He de confesar humildemente que me recuerdo monárquico desde que tengo uso de razón política −uno tiene sus debilidades−, aunque dos razones de cierto peso no faltaban para apoyar mi opinión hasta hace poco: la primera es que el Bo(r)bón es un buen relaciones públicas de España, la segunda que nos sale más barato pagarle a él y a su numerosa familia que costear una presidencia republicana con sus respectivos fastos electorales periódicos. También −como tengo cierta tendencia a observar la realidad antes que a tener “opiniones” personales− observo que entre los países más avanzados del planeta, hay un nutrido grupo de monarquías parlamentarias: Inglaterra, Suecia, Japón, Bélgica, Noruega y Holanda; aunque en cuanto se me bajó el entusiasmo me di cuenta de que realmente hay bastantes más ejemplos de abyectos regímenes tiránicos que de reinos salvíficos coronados. De este modo me quedé sin un importante argumento para defender la monarquía.
Pero si ya me quedaba la cuestión cogida con pinzas, un análisis semántico de las últimas declaraciones de Juancar, el mismo que dijo aquello de “Yo no opino, yo estoy por encima” cuando se le pidió su regia opinión sobre la negociación con la Eta, acaba de inclinarme −quizá definitivamente− hacia el modelo republicano al estilo USA, Canadá, Alemania, Francia, Suiza, Italia, Australia, Polonia, Austria... que tampoco son mancos.
Y eso que en principio no voy a cuestionar los adjetivos que Juancar dedica a la desgracia de presidente del gobierno que padecemos −como el de “íntegro”− porque si integridad significa absoluta coherencia entre pensamientos y actos, está claro que el bobo solemne es un tipo íntegro, porque ataca a los enemigos de forma inequívoca y se afianza en el poder de manera igualmente indudable sin importarle un pito el bienestar de la mayoría de los españoles. Es obvio que considera que es el salvador del mundo y actúa en consecuencia, como si sus fines justificaran sus medios.
Y también se puede afirmar que Juancar acierta al decir que zETAp es un hombre recto, que no se desvía un ápice de su línea de pensamiento, pase lo que pase, hasta el extremo de reconocer que ha negociado con los terroristas después de negarlo durante años por activa y por pasiva él y todo su gabinete. Para atrás ni para coger carrerilla. Total, sabe que da igual lo que haga, una cosa y justo la contraria; él es el líder del rebaño y sabe por dónde nos lleva: bien rectos a la disolución de España y a la hecatombe económica (menos mal que tenemos playas y sol).
¿O no es verdad que “Él sabe muy bien hacia qué dirección va y por qué y para qué hace las cosas”? ¿Alguien lo duda? A mí no me cabe ninguna, ya lo dijo Pepiño: libertad, igualdad y fraternidad. Al estilo de la Cuba castrista e Irán. O de su aliado Marruecos con su democrático rey Mojamé que llama “tío” al Bo(r)bón.
Pero como no quiero ser malpensado, prefiero que sea Su Augusta Persona quien nos saque definitivamente de dudas, y ya que él lo sabe a ciencia cierta, le voy a lanzar un reto, a ver si nos responde: Majestad, ¿hacia qué dirección concreta va josé Luis? ¿Concretamente por qué y para qué hace las cosas, Juancar? No vaya alguno a pensar que hace las cosas “así como divagando”.
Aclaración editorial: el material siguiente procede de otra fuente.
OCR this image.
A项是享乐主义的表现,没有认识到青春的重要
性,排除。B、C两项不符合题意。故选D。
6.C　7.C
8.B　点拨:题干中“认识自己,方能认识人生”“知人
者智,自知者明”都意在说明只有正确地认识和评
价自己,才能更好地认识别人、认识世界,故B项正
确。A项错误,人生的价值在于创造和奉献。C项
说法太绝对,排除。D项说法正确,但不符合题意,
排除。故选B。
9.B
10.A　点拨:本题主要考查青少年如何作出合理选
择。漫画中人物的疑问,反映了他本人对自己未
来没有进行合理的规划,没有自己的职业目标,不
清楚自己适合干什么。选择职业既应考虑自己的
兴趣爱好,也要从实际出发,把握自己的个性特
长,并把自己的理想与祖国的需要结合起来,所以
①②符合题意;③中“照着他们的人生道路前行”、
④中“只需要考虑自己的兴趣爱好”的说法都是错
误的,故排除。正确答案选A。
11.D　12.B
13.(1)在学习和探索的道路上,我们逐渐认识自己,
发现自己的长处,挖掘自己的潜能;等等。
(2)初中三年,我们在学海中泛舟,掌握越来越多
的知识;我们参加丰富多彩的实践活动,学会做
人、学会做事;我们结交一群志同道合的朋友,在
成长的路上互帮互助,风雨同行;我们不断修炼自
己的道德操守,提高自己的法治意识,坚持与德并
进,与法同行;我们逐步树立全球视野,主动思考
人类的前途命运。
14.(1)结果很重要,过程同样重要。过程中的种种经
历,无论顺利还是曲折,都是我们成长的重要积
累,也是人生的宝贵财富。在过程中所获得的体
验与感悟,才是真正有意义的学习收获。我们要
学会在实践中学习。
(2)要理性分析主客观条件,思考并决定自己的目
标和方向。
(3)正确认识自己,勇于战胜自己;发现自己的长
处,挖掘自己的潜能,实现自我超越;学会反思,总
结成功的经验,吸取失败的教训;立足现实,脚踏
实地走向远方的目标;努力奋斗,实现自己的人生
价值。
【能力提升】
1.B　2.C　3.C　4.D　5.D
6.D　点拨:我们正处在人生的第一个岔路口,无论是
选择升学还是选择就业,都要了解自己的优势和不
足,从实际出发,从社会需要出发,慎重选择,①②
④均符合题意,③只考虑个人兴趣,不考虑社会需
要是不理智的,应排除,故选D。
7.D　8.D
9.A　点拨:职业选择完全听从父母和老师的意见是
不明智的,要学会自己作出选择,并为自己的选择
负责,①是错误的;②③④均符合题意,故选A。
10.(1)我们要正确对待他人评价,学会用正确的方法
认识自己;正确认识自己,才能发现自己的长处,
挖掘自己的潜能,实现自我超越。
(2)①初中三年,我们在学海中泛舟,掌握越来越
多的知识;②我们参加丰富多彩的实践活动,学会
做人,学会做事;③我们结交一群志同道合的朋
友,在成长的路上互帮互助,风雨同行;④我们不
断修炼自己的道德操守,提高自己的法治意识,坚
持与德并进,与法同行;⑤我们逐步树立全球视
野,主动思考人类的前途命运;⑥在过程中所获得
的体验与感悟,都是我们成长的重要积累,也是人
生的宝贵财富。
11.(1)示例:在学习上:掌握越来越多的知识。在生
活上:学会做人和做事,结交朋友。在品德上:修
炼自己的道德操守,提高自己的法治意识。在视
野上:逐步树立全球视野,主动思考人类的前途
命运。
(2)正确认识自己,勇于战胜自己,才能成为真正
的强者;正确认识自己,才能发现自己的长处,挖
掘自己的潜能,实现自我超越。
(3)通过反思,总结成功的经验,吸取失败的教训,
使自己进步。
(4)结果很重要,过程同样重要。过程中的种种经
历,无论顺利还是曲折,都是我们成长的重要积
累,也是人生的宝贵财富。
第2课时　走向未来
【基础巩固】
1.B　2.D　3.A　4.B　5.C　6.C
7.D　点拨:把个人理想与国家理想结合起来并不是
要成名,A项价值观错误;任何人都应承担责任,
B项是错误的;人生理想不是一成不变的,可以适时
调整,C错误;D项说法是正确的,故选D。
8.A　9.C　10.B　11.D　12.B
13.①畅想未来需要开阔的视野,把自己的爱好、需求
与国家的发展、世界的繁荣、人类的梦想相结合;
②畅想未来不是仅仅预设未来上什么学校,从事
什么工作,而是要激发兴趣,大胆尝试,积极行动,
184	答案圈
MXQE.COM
Y divagando divagando... me encontré además con que mi argumento de las relaciones públicas borbónicas cayó fulminado ante el −incomparablemente− más eficiente pubis de la primera dama francesa al efecto. Y en cuanto al del abaratamiento de costes... he terminado por comprender que se trata de algo realmente irrelevante en puros términos de PIB, sobre todo si lo comparamos con gastos como el armario de la vetusta vicevogue, las nóminas de los asesinos etarras, el desastre ecológico de Guadalajara y sus víctimas humanas, el rescate pagado a los piratas somalíes, la OPA del ICO a Endesa, o los miles de millones de los fondos europeos tirados por el traswater del Ebro.
En fin, queridos amigos, así es −tristemente− como ha evolucionado mi pensamiento al respecto de la monarquía. Así es como he pasado de monárquico a no-antimonárquico, para aterrizar felizmente en el territorio de la republicana antimonarquía, o por lo menos del antijuancarlismo militante.
Y ya veremos más adelante cómo luce el pubis de la Leti, igual hasta me reconvierte otra vez. Total, si la monarquía se va a seguir empeñando en cargarse España y no vamos a poder evitarlo, por lo menos que nos alegre la vista.